There are several interesting design questions involved here: One is how much you tune the AI towards aggressive expansion and huge empires. Historically, global empires are rare, world conquest (which is something some EU4 players like to do) never happened, and regional empires had a tendency to break apart over the centuries. The way EU5 AI is programmed now seems to be in line with both history, and the player expectations of how the world would look like after the first 107 years, from the start date of EU5 to the start date of EU4. If in a typical game of EU5 in 1444 for example the Holy Roman Empire would be largely united, or consist only of a handful of countries, that would be both unhistorical and somewhat weird as well.

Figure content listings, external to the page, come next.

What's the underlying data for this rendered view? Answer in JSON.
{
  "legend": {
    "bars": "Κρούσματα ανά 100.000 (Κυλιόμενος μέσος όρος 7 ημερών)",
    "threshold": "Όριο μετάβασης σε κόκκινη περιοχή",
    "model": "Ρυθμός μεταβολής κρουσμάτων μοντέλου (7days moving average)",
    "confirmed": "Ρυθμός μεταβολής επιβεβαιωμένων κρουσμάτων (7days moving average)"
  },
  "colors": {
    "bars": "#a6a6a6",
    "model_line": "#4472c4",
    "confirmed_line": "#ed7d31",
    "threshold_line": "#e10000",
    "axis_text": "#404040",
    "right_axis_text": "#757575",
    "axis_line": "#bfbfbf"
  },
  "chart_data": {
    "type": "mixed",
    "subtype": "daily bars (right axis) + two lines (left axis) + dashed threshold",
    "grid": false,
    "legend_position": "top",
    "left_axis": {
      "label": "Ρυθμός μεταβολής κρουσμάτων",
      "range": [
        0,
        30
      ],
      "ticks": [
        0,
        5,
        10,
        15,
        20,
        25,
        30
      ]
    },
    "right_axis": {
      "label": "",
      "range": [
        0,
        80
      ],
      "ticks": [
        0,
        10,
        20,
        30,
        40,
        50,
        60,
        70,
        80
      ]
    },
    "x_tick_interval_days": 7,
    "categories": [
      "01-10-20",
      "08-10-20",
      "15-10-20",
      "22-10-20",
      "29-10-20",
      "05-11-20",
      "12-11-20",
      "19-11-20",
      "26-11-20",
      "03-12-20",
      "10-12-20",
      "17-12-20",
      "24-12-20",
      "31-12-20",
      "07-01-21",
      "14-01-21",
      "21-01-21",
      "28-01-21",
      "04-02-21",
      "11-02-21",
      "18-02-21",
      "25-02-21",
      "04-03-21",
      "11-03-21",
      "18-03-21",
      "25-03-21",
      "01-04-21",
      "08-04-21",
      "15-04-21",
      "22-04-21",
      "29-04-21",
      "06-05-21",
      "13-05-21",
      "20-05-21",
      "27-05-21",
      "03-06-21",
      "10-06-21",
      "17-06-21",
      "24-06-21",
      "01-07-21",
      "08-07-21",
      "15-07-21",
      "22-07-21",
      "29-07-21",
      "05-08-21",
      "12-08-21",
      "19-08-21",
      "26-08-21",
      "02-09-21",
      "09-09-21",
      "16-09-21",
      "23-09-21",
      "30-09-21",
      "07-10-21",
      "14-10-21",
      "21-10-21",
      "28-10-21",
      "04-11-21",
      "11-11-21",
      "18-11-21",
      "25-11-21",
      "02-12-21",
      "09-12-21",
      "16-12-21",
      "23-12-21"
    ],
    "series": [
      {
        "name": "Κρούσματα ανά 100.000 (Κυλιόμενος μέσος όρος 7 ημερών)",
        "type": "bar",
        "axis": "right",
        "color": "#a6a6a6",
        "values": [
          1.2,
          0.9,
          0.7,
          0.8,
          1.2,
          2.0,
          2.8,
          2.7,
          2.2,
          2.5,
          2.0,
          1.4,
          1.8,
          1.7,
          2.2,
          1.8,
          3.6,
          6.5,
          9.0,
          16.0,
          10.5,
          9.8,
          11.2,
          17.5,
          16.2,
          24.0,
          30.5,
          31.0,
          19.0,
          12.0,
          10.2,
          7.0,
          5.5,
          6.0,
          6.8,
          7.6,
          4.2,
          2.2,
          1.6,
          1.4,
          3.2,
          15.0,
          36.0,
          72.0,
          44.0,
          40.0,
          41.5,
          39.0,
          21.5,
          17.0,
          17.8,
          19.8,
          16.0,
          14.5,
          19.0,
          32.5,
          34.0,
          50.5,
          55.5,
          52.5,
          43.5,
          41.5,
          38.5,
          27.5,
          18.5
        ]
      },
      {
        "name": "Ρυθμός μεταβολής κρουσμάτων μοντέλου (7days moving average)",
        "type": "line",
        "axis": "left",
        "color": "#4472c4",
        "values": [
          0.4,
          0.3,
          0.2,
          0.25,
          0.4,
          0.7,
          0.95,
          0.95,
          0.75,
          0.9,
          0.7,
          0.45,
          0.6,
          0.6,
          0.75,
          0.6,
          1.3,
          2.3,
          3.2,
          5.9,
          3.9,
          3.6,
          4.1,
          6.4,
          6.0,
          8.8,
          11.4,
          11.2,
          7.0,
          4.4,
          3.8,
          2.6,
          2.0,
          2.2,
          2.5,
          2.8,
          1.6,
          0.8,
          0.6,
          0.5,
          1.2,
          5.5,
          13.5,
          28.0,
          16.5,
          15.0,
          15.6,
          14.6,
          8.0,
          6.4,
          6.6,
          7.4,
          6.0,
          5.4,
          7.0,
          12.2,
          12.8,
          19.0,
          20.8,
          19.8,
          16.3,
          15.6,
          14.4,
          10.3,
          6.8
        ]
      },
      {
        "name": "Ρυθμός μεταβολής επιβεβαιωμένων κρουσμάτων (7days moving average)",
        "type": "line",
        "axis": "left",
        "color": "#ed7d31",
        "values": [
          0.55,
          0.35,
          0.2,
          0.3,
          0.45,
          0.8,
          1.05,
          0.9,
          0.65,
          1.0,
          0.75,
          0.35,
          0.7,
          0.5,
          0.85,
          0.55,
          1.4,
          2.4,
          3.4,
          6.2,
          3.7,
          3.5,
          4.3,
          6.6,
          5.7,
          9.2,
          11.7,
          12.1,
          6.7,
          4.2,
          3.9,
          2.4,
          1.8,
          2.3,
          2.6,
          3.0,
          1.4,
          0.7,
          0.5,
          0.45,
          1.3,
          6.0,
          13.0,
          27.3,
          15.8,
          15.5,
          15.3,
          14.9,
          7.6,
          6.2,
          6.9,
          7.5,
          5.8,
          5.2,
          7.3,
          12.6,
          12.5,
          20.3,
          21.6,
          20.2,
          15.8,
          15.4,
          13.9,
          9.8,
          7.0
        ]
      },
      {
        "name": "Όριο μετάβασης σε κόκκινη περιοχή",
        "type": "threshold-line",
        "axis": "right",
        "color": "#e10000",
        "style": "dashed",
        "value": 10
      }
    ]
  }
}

Which gets us to the second big design question, which is in how far designers just let the simulation evolve countries, or in how far they add scripted events. EU5 starts less than two months before the historic start of the Hundred Years' War and nine years before the Black Death. These are events that will most certainly be scripted to happen in EU5, as will the Protestant Reformation in the 16th century. Other big historical events, like the discovery of the New World, has been left to happen "naturally" in EU4 and EU5, controlled only by naval technology. Which means that I have seen EU4 games in which AI Denmark colonized Canada and North America, rather than the English or the French.
The big problem with scripted events is that players quickly reverse engineer those scripts, and exploit them when playing in a region where they happen. Read or watch any guide on how to play France in EU4, and it will tell you how to deal with the Surrender of Maine or the Burgundian Succession, both of which are important scripted events. I don't even know whether these events will be in EU5, because with over a century of an earlier start, how likely is it that England will hold Maine in 1444, or that the Burgundian ruler dies in 1477 without a male heir? Which gets us back to the rise of certain empires in history, like the Ottomans, or Prussia, which historically involved some element of chance, and thus in a pure simulation have a good probability of not happening at all. In EU4 there was a game mechanic called "lucky nations" (which you could turn off), in which certain nations got bonuses that made it more likely for them to become important and play their historical role, but the devs decided to not do that in EU5.
Fortunately for me, none of this is a problem. I am okay with EU5 as leaning a bit more towards a simulation, and being a bit less game-like. I never liked world conquest gameplay in EU4 anyway, and am okay if it is strongly hindered by problems of large empire stability, as that is historically realistic to me. I'm also okay if certain things in my game don't happen as they did historically, as long as they seem somewhat historically realistic or possible. And I realize that the number of historical events and scripts added to EU5 is very much a function of time, as they take time to program, and much will be added via DLC. That doesn't stop me from playing the game on release, with a bit less of all that.